4.6.3S
PRA ON BURSAPHELENCHUS XYLOPHILUS FOR THE EUROPEAN UNION

C MAGNUSSON

Norwegian Crop Research Institute, Plant Protection Centre, Fellesbygget, NO-1432 s, Norway

Background and objectives
The PRA document [1] focuses on the biology, pathways and options of risk management of the pine wood nematode (PWN), Bursaphelenchus xylophilus. It confirms the quarantine status of PWN, justifying the phytosanitary measures taken to exclude the nematode from Europe. The biological grounds of these actions are still questioned by wood-exporting countries. In connection with this, the extrapolation of data on PWN from areas with epidemic pine wilt disease (PWD) to Europe has caused much controversy . This presentation examines the PRA document, focusing on the biology of transmission and establishment of PWN in the absence of the principal vector insect. It also considers how the PWN biology might affect PWD expression in Europe, and the options of risk management in trade.

Results and conclusions
The biological plasticity of PWN allows it to form dispersal dauer larvae in wood chips in response to changing temperatures or to the presence of cerambycid beetles. This would allow European Monochamus specimens, accidentally trapped in chips, to become infected by dauer larvae and transmit PWN to forest trees. Even superficial contamination of other tree-living insects with PWN could cause transmission. Once established in forest trees, PWN will gain full benefit of the existing Monochamus-transmission system of the native nematode Bursaphelenchus mucronatus.

Considering the volumes imported, the level of risk associated with each commodity and its possible end use, the most important commodities from a phytosanitary point of view are sawn wood, packaging, dunnage and wood chips. The latter three categories are often made from low-grade material very likely to be infested with PWN. Uncontrolled end use of PWN-infested wood may lead to transmission of nematodes. PWN has been shown to migrate from infested wood through soil and infect host trees through both wounded and intact roots. Wood chips used as soil cover or mulch around trees represents a potential danger of transmission. The use of infested sawn wood for casting moulds in construction work in forest areas would offer opportunities for PWN to infect the damaged roots of nearby stressed pine trees, which also would be highly attractive as oviposition sites for the local Monochamus spp.
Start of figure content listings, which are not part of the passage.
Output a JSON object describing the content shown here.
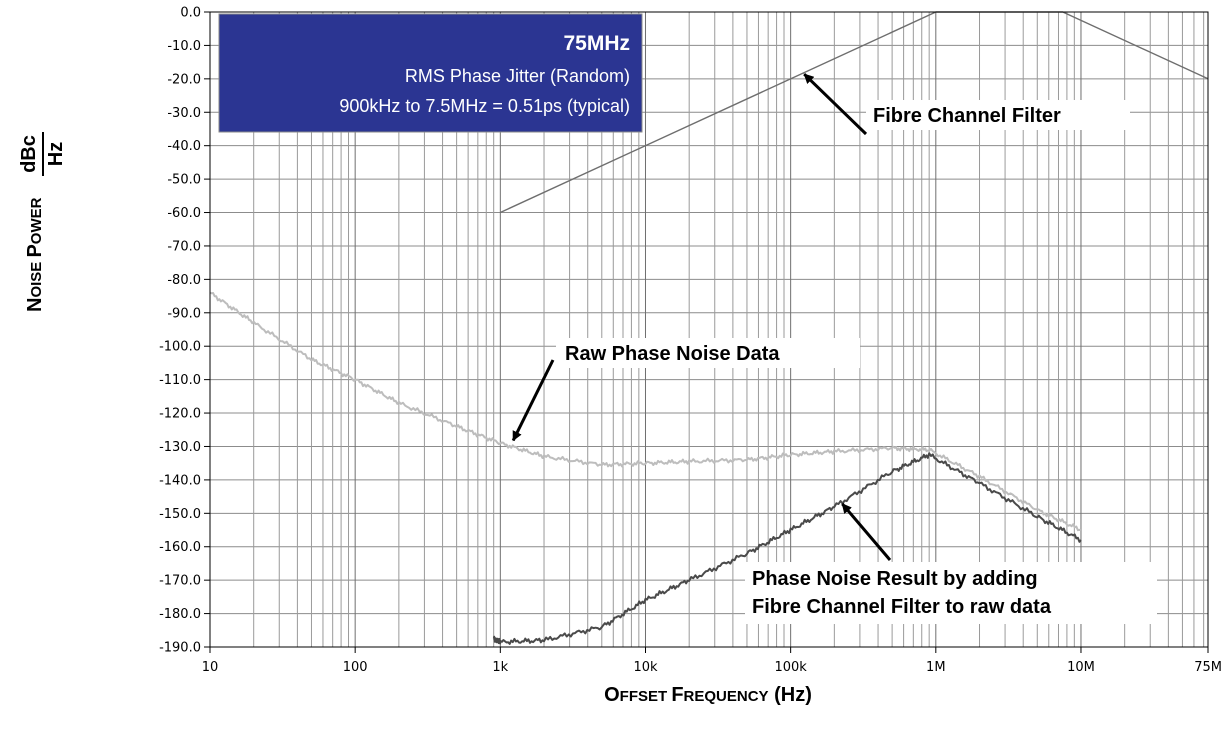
{
  "chart_data": {
    "type": "line",
    "x_scale": "log",
    "xlim": [
      10,
      75000000
    ],
    "ylim": [
      -190,
      0
    ],
    "grid": true,
    "xlabel_parts": [
      "O",
      "FFSET ",
      "F",
      "REQUENCY",
      " (Hz)"
    ],
    "ylabel_parts": [
      "N",
      "OISE ",
      "P",
      "OWER"
    ],
    "ylabel_unit_numerator": "dBc",
    "ylabel_unit_denominator": "Hz",
    "x_ticks": [
      {
        "value": 10,
        "label": "10"
      },
      {
        "value": 100,
        "label": "100"
      },
      {
        "value": 1000,
        "label": "1k"
      },
      {
        "value": 10000,
        "label": "10k"
      },
      {
        "value": 100000,
        "label": "100k"
      },
      {
        "value": 1000000,
        "label": "1M"
      },
      {
        "value": 10000000,
        "label": "10M"
      },
      {
        "value": 75000000,
        "label": "75M"
      }
    ],
    "y_ticks": [
      {
        "value": 0,
        "label": "0.0"
      },
      {
        "value": -10,
        "label": "-10.0"
      },
      {
        "value": -20,
        "label": "-20.0"
      },
      {
        "value": -30,
        "label": "-30.0"
      },
      {
        "value": -40,
        "label": "-40.0"
      },
      {
        "value": -50,
        "label": "-50.0"
      },
      {
        "value": -60,
        "label": "-60.0"
      },
      {
        "value": -70,
        "label": "-70.0"
      },
      {
        "value": -80,
        "label": "-80.0"
      },
      {
        "value": -90,
        "label": "-90.0"
      },
      {
        "value": -100,
        "label": "-100.0"
      },
      {
        "value": -110,
        "label": "-110.0"
      },
      {
        "value": -120,
        "label": "-120.0"
      },
      {
        "value": -130,
        "label": "-130.0"
      },
      {
        "value": -140,
        "label": "-140.0"
      },
      {
        "value": -150,
        "label": "-150.0"
      },
      {
        "value": -160,
        "label": "-160.0"
      },
      {
        "value": -170,
        "label": "-170.0"
      },
      {
        "value": -180,
        "label": "-180.0"
      },
      {
        "value": -190,
        "label": "-190.0"
      }
    ],
    "series": [
      {
        "key": "fibre-channel-filter",
        "color": "#6e6e6e",
        "points": [
          [
            1000,
            -60
          ],
          [
            1000000,
            0
          ],
          [
            7500000,
            0
          ],
          [
            75000000,
            -20
          ]
        ]
      },
      {
        "key": "raw-phase-noise-data",
        "color": "#bdbdbd",
        "points": [
          [
            10,
            -84
          ],
          [
            20,
            -93
          ],
          [
            50,
            -104
          ],
          [
            100,
            -110
          ],
          [
            200,
            -117
          ],
          [
            500,
            -124
          ],
          [
            1000,
            -129
          ],
          [
            2000,
            -133
          ],
          [
            5000,
            -135.5
          ],
          [
            10000,
            -135
          ],
          [
            20000,
            -134.5
          ],
          [
            50000,
            -134
          ],
          [
            100000,
            -132.5
          ],
          [
            200000,
            -131.5
          ],
          [
            500000,
            -130.5
          ],
          [
            900000,
            -131
          ],
          [
            2000000,
            -139
          ],
          [
            5000000,
            -149
          ],
          [
            10000000,
            -155
          ]
        ]
      },
      {
        "key": "phase-noise-result",
        "color": "#4a4a4a",
        "points": [
          [
            900,
            -187.5
          ],
          [
            1000,
            -188.5
          ],
          [
            2000,
            -188
          ],
          [
            5000,
            -184
          ],
          [
            10000,
            -176
          ],
          [
            20000,
            -170
          ],
          [
            50000,
            -162
          ],
          [
            100000,
            -155
          ],
          [
            200000,
            -148
          ],
          [
            500000,
            -137.5
          ],
          [
            900000,
            -132.5
          ],
          [
            2000000,
            -141
          ],
          [
            5000000,
            -151
          ],
          [
            10000000,
            -158
          ]
        ]
      }
    ],
    "info_box": {
      "title": "75MHz",
      "line1": "RMS Phase Jitter (Random)",
      "line2": "900kHz to 7.5MHz = 0.51ps (typical)",
      "background": "#2b3592"
    },
    "annotations": [
      {
        "key": "fibre-channel-filter",
        "text": "Fibre Channel Filter",
        "target": [
          120000,
          -18
        ]
      },
      {
        "key": "raw-phase-noise-data",
        "text": "Raw Phase Noise Data",
        "target": [
          1200,
          -129
        ]
      },
      {
        "key": "phase-noise-result",
        "lines": [
          "Phase Noise Result by adding",
          "Fibre Channel Filter to raw data"
        ],
        "target": [
          220000,
          -146.5
        ]
      }
    ]
  }
}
PWD has been recorded at mean temperatures higher than 20C. Hence the expression of the disease is supposed to be restricted to the southernmost member states of the EU. In a growth-chamber experiment simulating the daily temperature changes of an exceptionally warm Swedish summer, PWN inoculations of Scots pine resulted in mortality, although the calculated mean temperature was approximately 14C. Hence PWD could possibly be expressed even in Nothern Europe during hot spells. In addition to temperature, effects of water stress, light quality and air pollution, as well as mycorrhizal infection and co-existing tree species, may influence PWD development. Pathogenicity of PWN is dominantly inherited in crosses with the widely distributed and closely related species B. mucronatus. It is not known if such hybrids could damage European pine species at temperatures lower than those required for damage by PWN.

Selection of healthy trees for felling and an elevated quality control during processing [1] could eliminate the vector but not necessarily PWN, which can persist for at least 6 years in asymptomatic Scots pine trees. Heat treatment remains the safest method of eliminating both PWN and its vector.

PWN has many attributes of a good invader which are expressed in a high biological plasticity. High-trade-volume commodities represent a condiderable risk of PWN transmission even without the principal vector. Forest selection and quality checks would not detect latent PWN infections. Heat treatment, carried out correctly, is the safest means of control.

References
1. Evans HF, McNamara DG, Braasch H et al., 1996. EPPO Bulletin 26, 199-249.